O escrivão Humberto Tiessi foi preso suspeito de envolvimento. A promotora que investigou o caso preferiu não ter seu nome citado, mas afirmou que conseguiu provar o crime e ainda mencionou que o superintendente Jurandir Antônio Mulizini usaria com fins pessoais um carro modelo Golf, de cor preta, clonado, apreendido com a quadrilha. O delegado Gutemberg Luz Neves Ribeiro e Mulizini estão foragidos.
A Corregedoria da Polícia Civil emitiu nota por meio da Agência Estadual de Notícias - do governo do Paraná- informando estar à procura dos acusados ''Na manhã desta sexta-feira, policiais da Corregedoria estiveram na residência de Neves Ribeiro e Mulizini para cumprir os dois mandados de prisão preventiva, mas os dois não foram localizados. O terceiro mandado, contra o escrivão Humberto Tiessi, foi cumprido e o escrivão já está preso'', diz a nota.

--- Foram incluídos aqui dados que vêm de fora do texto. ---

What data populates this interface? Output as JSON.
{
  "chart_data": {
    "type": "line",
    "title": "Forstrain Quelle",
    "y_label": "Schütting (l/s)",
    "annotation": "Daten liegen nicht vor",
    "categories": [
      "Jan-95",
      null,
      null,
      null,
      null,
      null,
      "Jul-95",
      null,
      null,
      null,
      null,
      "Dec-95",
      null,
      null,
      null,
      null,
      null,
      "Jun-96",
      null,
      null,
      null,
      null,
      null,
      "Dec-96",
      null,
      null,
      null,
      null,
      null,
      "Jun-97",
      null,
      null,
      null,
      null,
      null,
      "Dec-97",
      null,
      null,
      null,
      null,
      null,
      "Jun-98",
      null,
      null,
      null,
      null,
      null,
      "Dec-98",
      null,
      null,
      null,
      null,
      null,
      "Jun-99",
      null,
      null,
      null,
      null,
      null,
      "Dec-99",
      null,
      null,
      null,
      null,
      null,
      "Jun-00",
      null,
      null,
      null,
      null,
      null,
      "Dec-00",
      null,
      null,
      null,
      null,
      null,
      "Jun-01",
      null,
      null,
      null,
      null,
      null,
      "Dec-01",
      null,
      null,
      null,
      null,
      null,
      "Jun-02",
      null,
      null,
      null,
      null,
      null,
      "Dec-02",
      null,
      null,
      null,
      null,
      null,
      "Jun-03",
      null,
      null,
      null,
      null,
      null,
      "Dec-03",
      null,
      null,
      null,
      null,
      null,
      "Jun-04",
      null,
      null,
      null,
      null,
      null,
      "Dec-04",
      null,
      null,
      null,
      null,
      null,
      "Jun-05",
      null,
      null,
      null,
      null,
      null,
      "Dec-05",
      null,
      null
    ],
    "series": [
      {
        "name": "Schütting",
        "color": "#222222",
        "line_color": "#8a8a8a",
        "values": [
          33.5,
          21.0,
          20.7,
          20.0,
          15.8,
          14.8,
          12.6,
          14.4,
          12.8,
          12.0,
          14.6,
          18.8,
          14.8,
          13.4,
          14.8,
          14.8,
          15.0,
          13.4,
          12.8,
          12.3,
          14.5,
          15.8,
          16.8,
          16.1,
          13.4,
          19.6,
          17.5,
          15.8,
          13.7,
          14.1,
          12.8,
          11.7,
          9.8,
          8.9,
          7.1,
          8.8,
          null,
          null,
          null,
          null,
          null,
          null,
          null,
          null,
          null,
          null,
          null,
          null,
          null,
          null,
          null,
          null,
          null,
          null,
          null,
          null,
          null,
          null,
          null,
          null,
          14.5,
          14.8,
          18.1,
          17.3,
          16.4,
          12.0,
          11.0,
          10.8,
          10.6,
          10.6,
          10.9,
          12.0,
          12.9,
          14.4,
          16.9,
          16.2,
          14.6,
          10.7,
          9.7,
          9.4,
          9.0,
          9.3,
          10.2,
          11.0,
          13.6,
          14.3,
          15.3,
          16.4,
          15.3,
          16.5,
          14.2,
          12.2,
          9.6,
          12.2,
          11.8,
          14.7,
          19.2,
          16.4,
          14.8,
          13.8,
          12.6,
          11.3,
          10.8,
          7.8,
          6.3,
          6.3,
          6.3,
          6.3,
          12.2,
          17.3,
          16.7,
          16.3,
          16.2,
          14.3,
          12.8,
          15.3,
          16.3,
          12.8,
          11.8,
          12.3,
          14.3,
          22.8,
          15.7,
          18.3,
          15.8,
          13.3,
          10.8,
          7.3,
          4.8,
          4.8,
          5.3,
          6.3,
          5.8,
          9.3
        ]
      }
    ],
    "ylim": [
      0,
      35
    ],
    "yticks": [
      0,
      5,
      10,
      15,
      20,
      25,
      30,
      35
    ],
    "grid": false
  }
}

Os mandados de prisão foram expedidos pela juíza Márcia Regina Hernandez de Lima, do Foro Regional de Pinhais. De acordo com a promotora, em outubro do ano passado, o delegado teria prendido uma quadrilha, formada por quatro integrantes, em Araucária, na RMC, e apreendido também quatro veículos. ''Já tem denúncia no fórum de Pinhais. Eles apreenderam uns veículos que estavam de posse de uma quadrilha. Segundo apuramos, os detidos teriam ficado presos dois dias e os policiais teriam recebido para liberar os presos. Eles nem abriram inquérito'', afirmou a promotora do Gaeco. Ela ainda contou que os receptadores recebiam carros roubados de uma quadrilha de Santo André, na grande São Paulo.